Les délais de paiement de vos factures en portage salarial

MISSIONS-CADRES a toujours considéré que les clients de ses collaborateurs portés n’appartenaient pas à la société. C’est pourquoi notre entreprise n’intervient en toute discrétion qu’à deux moments stratégiques : la signature du contrat de mission tripartite et la facturation. Pour éviter les relances, voici un rappel pratique sur les délais légaux de paiement d’une facture.

Délais de paiement, que dit la loi ?

Les délais de paiement entre entreprises sont strictement encadrés par la loi. L’article L441-6 du code de commerce fixe les règles de plafonnement des délais en distinguant 4 cas de figure.

  • Le paiement comptant : la prestation doit être réglée le jour de la réalisation de la prestation ou de la fin de la mission.
  • Le paiement à réception de la facture : le délai est alors d’une semaine.
  • Le paiement avec délai dit par défaut : la facture doit être réglée au maximum au 30e jour suivant la prestation.
  • Le paiement avec délai dit négocié : dans ce cas, le client et le porté négocient en amont de la prestation, un délai soit de 60 jours fin de mission ou de 45 jours fin de mois.

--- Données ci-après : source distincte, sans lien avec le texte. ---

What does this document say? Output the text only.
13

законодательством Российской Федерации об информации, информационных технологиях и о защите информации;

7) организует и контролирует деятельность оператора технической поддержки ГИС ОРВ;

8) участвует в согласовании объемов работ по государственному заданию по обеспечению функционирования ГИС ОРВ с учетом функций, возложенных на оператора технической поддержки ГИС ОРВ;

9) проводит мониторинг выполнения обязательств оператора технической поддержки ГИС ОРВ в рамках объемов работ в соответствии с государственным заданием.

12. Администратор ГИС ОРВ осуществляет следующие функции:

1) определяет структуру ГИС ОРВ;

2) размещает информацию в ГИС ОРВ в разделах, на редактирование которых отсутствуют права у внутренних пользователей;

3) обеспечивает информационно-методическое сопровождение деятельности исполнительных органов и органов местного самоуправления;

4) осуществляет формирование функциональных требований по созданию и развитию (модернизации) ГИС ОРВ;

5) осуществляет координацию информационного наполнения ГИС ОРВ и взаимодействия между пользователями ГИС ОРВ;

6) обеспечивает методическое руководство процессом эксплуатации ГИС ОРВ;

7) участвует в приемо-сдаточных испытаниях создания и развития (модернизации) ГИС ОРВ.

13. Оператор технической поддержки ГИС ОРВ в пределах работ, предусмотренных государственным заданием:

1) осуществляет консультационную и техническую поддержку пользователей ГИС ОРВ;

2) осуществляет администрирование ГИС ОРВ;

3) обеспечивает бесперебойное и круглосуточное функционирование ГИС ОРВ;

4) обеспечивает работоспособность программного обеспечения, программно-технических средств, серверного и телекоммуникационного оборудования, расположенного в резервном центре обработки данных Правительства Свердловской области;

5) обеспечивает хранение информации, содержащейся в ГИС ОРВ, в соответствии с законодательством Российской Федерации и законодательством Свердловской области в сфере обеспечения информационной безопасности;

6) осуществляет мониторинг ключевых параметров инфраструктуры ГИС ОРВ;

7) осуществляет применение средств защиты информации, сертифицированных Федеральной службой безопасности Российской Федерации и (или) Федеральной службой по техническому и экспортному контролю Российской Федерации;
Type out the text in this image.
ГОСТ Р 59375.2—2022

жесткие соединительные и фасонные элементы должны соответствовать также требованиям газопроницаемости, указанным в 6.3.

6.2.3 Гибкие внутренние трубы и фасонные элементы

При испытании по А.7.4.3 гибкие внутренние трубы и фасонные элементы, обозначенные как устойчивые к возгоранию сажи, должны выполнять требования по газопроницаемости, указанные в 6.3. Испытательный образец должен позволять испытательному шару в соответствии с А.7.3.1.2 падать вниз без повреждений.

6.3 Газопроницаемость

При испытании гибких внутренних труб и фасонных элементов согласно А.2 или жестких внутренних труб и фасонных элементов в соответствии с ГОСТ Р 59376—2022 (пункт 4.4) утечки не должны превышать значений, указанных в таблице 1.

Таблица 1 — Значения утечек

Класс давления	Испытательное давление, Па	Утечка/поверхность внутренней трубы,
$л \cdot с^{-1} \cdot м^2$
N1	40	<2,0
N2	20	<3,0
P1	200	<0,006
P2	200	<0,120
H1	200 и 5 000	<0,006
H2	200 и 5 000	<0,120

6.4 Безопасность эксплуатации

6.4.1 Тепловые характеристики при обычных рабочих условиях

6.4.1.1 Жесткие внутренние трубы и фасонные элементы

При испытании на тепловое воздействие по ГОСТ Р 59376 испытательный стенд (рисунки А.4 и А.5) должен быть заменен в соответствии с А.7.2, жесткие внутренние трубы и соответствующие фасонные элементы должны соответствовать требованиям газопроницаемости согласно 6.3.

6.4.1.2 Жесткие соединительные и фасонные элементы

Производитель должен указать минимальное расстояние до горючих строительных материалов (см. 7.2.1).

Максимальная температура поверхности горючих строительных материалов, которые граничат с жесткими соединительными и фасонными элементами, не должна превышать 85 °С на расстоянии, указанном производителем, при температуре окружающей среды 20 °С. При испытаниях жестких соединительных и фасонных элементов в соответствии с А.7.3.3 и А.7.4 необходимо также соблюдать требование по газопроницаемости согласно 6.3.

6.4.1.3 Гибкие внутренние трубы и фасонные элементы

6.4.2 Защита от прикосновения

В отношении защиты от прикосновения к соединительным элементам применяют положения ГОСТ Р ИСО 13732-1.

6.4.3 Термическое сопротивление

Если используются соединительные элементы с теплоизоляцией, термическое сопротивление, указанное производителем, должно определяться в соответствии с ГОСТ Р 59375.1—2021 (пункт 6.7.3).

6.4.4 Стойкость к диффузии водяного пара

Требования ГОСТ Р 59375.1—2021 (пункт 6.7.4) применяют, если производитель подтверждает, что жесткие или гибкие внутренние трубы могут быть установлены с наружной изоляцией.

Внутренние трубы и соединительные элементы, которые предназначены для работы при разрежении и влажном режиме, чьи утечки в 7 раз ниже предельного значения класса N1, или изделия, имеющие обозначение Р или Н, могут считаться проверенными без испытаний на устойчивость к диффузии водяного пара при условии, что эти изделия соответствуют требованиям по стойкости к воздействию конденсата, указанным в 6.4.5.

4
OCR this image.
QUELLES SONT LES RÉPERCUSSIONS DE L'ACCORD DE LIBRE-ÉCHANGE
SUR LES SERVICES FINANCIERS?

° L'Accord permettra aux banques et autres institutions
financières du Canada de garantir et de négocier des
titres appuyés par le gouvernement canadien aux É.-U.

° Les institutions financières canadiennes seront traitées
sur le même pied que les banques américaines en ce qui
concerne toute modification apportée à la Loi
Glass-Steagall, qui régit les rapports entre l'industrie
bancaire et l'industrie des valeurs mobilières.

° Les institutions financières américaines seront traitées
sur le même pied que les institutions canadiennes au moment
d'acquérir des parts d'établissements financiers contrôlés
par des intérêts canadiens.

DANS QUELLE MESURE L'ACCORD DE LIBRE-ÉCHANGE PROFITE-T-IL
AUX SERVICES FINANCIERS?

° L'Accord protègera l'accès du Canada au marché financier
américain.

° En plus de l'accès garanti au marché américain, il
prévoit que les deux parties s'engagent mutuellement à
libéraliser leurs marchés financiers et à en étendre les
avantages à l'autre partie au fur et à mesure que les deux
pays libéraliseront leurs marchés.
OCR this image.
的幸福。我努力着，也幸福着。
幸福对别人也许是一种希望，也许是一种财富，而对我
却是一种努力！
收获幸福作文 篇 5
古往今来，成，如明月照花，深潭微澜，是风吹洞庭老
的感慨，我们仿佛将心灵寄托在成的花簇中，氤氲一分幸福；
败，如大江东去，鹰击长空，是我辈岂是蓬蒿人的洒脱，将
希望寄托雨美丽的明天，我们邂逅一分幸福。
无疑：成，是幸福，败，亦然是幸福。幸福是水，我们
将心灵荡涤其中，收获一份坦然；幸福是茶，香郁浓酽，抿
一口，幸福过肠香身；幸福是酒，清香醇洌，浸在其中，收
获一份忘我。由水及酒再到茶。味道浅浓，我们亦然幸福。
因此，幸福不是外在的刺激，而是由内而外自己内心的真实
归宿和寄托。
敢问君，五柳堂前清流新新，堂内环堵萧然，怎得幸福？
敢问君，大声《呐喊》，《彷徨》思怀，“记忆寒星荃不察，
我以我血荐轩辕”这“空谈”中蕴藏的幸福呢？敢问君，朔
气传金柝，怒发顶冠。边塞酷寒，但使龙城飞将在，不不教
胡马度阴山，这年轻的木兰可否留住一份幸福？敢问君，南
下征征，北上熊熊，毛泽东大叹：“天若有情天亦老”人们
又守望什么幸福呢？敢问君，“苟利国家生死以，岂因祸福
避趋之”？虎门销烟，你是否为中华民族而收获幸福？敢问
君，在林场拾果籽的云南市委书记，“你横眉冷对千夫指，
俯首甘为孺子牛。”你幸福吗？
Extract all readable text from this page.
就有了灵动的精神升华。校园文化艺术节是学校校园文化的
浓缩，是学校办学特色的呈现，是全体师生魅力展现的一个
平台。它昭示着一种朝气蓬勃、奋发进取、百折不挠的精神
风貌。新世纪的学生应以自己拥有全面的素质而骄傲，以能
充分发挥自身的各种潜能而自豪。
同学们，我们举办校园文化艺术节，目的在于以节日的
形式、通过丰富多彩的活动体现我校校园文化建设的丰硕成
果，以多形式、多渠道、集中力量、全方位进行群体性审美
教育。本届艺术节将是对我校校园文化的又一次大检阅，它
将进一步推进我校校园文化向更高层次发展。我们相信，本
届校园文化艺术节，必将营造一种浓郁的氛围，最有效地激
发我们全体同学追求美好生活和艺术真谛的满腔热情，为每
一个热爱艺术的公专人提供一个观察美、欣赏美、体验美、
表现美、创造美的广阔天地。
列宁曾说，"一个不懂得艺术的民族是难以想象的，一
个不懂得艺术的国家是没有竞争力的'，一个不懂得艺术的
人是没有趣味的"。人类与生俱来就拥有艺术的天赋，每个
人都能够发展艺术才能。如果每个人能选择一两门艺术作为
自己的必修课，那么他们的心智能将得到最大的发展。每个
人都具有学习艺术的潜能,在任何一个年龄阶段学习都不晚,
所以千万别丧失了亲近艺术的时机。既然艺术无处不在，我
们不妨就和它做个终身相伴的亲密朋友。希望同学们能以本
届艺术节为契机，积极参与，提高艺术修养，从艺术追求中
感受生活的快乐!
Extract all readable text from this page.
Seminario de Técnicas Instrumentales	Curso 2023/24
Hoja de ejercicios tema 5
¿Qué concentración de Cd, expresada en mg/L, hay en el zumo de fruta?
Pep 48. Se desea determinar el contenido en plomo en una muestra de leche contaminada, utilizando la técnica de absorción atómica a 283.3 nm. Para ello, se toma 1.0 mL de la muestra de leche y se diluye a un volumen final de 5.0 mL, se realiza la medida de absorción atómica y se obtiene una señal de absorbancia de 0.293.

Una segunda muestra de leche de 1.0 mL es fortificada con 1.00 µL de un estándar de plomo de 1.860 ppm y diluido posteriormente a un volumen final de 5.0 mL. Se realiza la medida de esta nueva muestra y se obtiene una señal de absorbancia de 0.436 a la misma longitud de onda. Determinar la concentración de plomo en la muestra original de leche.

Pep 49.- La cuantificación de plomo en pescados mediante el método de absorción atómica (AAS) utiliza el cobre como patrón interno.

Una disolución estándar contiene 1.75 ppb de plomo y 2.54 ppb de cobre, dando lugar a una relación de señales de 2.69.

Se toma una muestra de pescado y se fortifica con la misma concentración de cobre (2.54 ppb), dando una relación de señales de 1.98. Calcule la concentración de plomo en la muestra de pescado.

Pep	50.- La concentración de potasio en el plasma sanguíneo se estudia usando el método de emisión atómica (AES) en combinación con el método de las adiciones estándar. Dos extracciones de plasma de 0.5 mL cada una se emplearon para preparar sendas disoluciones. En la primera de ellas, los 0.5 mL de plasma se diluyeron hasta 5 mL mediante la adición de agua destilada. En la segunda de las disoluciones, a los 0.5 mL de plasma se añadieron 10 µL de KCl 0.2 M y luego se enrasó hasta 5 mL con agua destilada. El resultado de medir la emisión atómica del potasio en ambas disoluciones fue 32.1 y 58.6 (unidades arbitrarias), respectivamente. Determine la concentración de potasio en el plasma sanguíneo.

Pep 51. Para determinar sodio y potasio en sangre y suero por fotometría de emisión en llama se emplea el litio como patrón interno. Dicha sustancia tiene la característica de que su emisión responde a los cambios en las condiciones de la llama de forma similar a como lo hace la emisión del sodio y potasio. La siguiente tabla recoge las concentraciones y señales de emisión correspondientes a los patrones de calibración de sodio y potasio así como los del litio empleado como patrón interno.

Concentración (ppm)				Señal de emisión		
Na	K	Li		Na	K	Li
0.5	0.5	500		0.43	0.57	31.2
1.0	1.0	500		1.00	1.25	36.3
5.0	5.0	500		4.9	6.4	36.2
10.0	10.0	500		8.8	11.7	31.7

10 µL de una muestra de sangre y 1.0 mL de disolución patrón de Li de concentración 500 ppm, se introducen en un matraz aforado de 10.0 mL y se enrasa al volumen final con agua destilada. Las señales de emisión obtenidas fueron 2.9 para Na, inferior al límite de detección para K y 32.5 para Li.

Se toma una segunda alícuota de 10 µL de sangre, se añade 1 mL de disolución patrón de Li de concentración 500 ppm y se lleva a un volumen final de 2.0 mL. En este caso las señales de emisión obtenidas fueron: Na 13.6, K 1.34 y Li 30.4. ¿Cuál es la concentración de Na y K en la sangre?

Dans la plupart des cas, les factures en portage salarial sont réglées soit à réception, soit dans les 30 jours qui suivent la réalisation de la prestation.

Des précautions pour éviter relances et contentieux

Les collaborateurs portés ont un rôle important à jouer pour faciliter la gestion efficace de leurs factures, comme vérifier avec l’entreprise cliente, le nom et les coordonnées exactes du destinataire de la facture, préciser en toutes lettres les modalités de facturation dans le contrat ou le devis de prestation, et au besoin relancer à l’amiable par mail le client en cas de léger retard.

Quelle procédure en cas de non paiement ?

La société de portage salarial est dans l’obligation d’appliquer les pénalités de retard fixées par la loi ainsi que 40 € de frais de recouvrement immédiatement exigibles pour chaque facture impayée dans les temps.

Des procédures de relances sont mises en œuvre et suffisent habituellement à régler le problème. En cas de contentieux, MISSIONS-CADRES décide conjointement avec le prestataire porté d’entamer une mesure juridique ou non.

A quoi s’exposent les mauvais payeurs ?

Ces dernières années, la loi a renforcé à la fois les pouvoirs de contrôle et de sanction des retards de paiement avec un rôle central confié à la DGCCRF. Par ailleurs, la loi pour la transparence et la modernisation de la vie économique « loi Sapin 2 » a rehaussé le plafond maximal des amendes exigibles aux contrevenants à 2 millions d’euros pour les entreprises au lieu des 375 000 € initiaux.


Le savez-vous ?

  • 11 jours de durée moyenne de retard de paiement en 2017
  • 16 milliards d’euros de coûts de trésorerie par an en 2016 pour les entreprises.